Roma, 21 lug. (Apcom)
– “Non esiste e non possiamo accettare una ‘classifica della brutalità’: per noi, cioè coloro che hanno scritto ed approvato questa legge, chi violenta una donna o, peggio, un bambino deve filare dritto in carcere, senza scusanti, da subito”: così il ministro per le Pari Opportunità, Mara Carfagna, commenta la sentenza della Consulta che giudica incostituzionale l`automatismo per il quale gli imputati per violenza sessuale su donne e minori vengono ora custoditi in carcere in attesa del giudizio.
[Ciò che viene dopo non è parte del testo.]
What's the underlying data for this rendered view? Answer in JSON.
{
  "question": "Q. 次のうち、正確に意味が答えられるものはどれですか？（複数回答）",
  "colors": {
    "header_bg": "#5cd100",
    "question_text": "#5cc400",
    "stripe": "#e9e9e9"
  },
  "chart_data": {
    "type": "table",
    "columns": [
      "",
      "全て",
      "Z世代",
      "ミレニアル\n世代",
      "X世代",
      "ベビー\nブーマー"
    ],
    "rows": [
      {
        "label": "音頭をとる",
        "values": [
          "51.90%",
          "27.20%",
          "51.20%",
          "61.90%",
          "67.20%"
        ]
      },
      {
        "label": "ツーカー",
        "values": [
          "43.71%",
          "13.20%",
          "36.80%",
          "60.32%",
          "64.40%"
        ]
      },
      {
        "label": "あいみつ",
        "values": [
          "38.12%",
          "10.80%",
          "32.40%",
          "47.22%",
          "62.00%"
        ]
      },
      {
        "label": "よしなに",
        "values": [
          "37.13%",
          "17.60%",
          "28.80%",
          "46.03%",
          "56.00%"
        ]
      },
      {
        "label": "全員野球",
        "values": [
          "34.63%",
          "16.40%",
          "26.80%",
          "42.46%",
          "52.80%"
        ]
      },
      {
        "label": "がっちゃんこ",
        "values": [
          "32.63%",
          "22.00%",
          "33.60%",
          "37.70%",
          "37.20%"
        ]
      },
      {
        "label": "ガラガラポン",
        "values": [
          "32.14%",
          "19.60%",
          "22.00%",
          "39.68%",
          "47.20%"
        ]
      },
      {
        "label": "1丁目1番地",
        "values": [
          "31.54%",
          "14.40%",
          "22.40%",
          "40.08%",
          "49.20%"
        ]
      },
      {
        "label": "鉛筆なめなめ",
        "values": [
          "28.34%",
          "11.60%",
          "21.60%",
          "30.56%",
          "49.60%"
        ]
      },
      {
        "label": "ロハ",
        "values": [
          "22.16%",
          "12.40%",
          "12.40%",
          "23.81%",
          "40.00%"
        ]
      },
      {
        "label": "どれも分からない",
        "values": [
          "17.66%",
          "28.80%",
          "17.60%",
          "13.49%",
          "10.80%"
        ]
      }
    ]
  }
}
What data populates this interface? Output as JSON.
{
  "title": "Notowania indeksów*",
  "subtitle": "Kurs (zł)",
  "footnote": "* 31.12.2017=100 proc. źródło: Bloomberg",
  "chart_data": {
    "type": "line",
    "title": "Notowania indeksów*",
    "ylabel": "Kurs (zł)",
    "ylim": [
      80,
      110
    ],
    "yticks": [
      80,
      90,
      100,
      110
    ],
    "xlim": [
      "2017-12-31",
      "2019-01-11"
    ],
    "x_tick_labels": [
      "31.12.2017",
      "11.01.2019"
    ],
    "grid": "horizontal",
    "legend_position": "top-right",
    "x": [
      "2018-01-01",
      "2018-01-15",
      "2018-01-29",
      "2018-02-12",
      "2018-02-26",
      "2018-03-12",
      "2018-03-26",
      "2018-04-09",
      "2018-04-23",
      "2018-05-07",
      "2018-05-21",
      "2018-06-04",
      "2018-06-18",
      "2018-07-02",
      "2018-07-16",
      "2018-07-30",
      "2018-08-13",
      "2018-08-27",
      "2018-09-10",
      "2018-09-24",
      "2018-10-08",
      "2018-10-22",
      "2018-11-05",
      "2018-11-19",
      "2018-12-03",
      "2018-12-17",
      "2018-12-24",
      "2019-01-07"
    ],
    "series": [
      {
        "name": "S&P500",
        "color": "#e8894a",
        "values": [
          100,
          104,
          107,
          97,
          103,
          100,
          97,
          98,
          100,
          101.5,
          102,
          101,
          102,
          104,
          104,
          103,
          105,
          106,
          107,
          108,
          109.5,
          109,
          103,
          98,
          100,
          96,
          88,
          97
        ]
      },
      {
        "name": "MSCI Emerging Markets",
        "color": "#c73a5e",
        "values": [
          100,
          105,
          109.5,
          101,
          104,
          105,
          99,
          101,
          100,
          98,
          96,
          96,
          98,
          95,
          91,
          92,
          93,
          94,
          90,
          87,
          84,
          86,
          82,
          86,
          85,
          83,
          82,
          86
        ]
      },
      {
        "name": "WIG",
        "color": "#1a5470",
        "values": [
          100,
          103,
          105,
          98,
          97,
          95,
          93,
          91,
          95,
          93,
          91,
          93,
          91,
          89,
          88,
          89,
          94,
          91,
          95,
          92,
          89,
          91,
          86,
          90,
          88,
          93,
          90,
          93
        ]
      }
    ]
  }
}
“L’intervento della Corte è giustificazionista, lontano dal sentire dei cittadini, e, purtroppo, ci allontana, sebbene di poco, dalla strada verso il rigore e la tolleranza zero contro i crimini sessuali che questa maggioranza ha intrapreso sin dall`inizio della legislatura”, sottolinea la Carfagna, aggiungendo: ” Sono sicura che i magistrati continueranno a dimostrare la dovuta sensibilità nei confronti di questi reati odiosi, valutando con estrema severità le esigenze di carcerazione preventiva di chi li commette”. “Restano in vigore – conclude – tutte le altre parti del provvedimento e tra queste l`eliminazione dei benefici premiali, quali arresti domiciliari o sconti di pena, la difesa gratuita per le vittime e le aggravanti grazie alle quali ora chi stupra una donna rischia fino a 14 anni di carcere”.